One Red Nose Day and a Wedding, review: Comic Relief's Four Weddings centrepiece was a clumsy comedy of manners that never quite came off
Ladies and gentlemen, you were cordially invited to the wedding of the year. Sadly, this long-awaited occasion turned out to be something of a damp squib.
Viewers might not have been demanding a refund on their purchase from the John Lewis wedding list but they surely wished they’d spent a few less quid than they did.
The centrepiece of Comic Relief’s annual five-hour BBC telethon was “One Red Nose Day and a Wedding”: a 12-minute mini-sequel to Four Weddings and a Funeral, reuniting the hit romcom’s cast 25 years after its original release.
The ceremony, a closely guarded secret in the run-up to Red Nose Day, turned out to be a lesbian wedding between Miranda (Lily James) - daughter of Charles (Hugh Grant) and Carrie (Andie McDowell) - and Faith (Alicia Vikander), daughter of Fiona (Kristin Scott Thomas).
Their nuptials took place in North London enclave Islington and were as clumsily right-on as that location suggested. What their union gained in political correctness, it lost in comedy, chemistry or convincing emotion.
Most of the much-loved original cast were present and correct - stalwarts such as John Hannah, James Fleet, David Haig, Sophie Thompson and Anna Chancellor - but woefully underused.
Rowan Atkinson’s gaffe-prone vicar, fumbling with the fact that two women were marrying, was one overlong, painfully outdated gag.
The reception's highlight was Grant’s father of the bride speech, all bumbling Britishness and crinkly-eyed charm.
Proceedings were so stilted, it seemed like the actors were never in the same room together, although they actually were. Even the musical guest was a disappointment.

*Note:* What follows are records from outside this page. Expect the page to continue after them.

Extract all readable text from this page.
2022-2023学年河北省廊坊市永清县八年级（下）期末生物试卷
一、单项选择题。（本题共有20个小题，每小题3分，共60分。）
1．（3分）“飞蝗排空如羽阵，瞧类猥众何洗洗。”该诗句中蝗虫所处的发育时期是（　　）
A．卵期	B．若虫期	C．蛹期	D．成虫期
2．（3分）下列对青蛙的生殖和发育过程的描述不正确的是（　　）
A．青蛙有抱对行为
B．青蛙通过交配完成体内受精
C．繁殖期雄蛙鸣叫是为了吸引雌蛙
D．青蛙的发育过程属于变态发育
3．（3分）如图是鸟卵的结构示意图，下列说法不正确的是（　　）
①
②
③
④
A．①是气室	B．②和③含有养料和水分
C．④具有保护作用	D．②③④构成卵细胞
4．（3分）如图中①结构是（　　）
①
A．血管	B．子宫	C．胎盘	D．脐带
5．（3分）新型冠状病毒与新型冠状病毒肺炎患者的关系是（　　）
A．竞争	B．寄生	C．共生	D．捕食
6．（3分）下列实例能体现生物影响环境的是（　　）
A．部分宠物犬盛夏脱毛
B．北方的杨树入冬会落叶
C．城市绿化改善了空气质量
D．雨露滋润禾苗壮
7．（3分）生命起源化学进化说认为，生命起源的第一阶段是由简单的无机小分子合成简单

It had been rumoured that the wedding singer would be mega-selling troubadour Ed Sheeran. Instead we got his less interesting facsimile: charisma vacuum Sam Smith.
Four Weddings creator and Comic Relief co-founder Richard Curtis wrote this new instalment and teased: “I think there’ll be three laughs and two tears.” His script elicited neither reaction. The plot, such as it was, felt like it was building to a daring twist or late drama that never occurred.
The original comedy was found in the gaps between the stuttering speeches and affairs of the heart, between the aspirational lifestyle elements and universal emotions. Four Weddings was, at heart, an old-fashioned romance. This sequel was a clumsy comedy of manners that never quite came off. It was thoroughly outshone on Red Nose night by Jed Mercurio's far more successful Bodyguard skit, which wittily reunited Richard Madden and Keeley Hawes.
From Christchurch to Westminster, we'd had a day of tragedy and turmoil. The scene was set for a slice of pure, pressure-valve Four Weddings escapism which wasn’t delivered by this flimsy flop. I didn't know of any lawful impediment but I was tutting disapprovingly from the pews.